The Skelletery Burial

Every year, the Skellies go back to the North Pole. Nothing strange right? Normally, this is nothing special. By the end of February, the Skellies pack up all their stuff and go on their way to the North Pole, but this year is different. This year will be the 6th Skelletery Burial. First started in the year 0. Every 337 years the Skellies need to do a ceremony to keep the Spirits of the Skellies happy. Otherwise, the Skelly spirits will warm up the earth, and the Skellies will no longer be able to live. This ceremony will consist out of a big skelly dance and making offers to the Spirits. 250 offers to be exact.
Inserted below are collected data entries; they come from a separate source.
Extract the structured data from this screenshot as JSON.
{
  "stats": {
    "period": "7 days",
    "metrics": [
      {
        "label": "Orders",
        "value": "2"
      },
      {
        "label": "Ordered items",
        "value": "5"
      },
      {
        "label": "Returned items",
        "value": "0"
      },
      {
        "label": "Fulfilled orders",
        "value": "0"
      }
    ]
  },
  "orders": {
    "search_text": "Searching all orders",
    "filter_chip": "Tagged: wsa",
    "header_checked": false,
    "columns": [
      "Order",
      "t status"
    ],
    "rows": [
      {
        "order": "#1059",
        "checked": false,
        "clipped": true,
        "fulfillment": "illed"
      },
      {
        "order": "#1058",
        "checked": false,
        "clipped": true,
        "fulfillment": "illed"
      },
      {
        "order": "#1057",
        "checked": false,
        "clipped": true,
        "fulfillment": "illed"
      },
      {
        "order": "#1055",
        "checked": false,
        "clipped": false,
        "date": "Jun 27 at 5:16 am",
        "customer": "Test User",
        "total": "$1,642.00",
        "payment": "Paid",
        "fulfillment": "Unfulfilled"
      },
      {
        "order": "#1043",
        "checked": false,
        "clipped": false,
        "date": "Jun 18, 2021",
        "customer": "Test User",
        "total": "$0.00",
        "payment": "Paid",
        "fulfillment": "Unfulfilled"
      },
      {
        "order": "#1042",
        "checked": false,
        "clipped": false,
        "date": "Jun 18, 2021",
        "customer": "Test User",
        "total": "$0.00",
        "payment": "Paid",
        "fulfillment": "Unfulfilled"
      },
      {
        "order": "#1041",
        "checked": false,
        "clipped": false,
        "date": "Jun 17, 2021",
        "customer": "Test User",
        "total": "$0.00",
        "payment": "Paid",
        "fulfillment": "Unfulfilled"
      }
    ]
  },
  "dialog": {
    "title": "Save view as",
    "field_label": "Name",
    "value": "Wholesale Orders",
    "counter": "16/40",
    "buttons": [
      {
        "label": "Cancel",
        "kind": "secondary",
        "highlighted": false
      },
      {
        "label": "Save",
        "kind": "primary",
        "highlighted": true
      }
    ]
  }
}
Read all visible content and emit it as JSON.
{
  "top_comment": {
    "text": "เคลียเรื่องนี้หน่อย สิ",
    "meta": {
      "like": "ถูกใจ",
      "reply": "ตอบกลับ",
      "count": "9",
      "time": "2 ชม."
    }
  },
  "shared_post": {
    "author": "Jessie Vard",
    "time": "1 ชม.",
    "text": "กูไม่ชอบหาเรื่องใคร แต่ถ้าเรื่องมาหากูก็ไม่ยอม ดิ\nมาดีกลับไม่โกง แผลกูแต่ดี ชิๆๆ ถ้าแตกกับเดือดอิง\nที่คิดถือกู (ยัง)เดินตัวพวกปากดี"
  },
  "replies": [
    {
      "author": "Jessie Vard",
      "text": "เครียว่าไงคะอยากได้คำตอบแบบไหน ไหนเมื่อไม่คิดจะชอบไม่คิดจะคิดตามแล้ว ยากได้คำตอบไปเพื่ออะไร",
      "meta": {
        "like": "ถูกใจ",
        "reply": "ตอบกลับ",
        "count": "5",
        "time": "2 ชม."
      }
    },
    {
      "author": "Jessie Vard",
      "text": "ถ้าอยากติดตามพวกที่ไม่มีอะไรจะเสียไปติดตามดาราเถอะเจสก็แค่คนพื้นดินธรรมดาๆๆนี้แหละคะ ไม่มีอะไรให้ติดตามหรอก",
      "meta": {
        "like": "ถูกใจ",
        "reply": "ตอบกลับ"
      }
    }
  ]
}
In the days prior to the ceremony, Skellies will receive a letter from their Skelly parents (us). These will be given out at random so that no skelly knows before hand who needs to bring an offer. Every Skelly that has been chosen must do the Skelletery Burial, which means they need to offer themselves to the Spirits. After an elaborate and lenghty opening ceremony and once the Skelly dance is over, all the Skellies who have been chosen will line up and walk into the Skelly fire. All other skellies will keep dancing until the fire is out.

Skellies Dancing aroung the Burned Skellies

After the Skellies are burned and only the ashes remain, the remaining Skellies collect the Ashes in red bags that are normally used for toys and head on towards the North Pole. At the North Pole, they decided to do some final snowboarding. So, they put the bags with the ashes all together under a tree and go snowboarding. Then, all of a sudden, an avalanche happens, and the snowboarding Skellies are trying to get out of there as soon as possible, but they don't have time to save the bags with ashes.

The Skellies decide to go look for the bags the following day and, little did anyone know, being buried under the dense avalanche debris caused a metamorphosis similar to a geological process. But, instead of pressure and heat for rock, pressure and freezing cold was the catalyst for this evolutionary event in the Skellies history! The 125 Skellies that were recovered and thawed had certainly changed. Their new characteristics were celebrated by their brethren as a badge of honor--of their rebirth. Like the rising of a phoenix from the ashes, the lost Skellies will be missed forever, but the community has grown from the mishap.

At least they can live in peace for the next 337 years.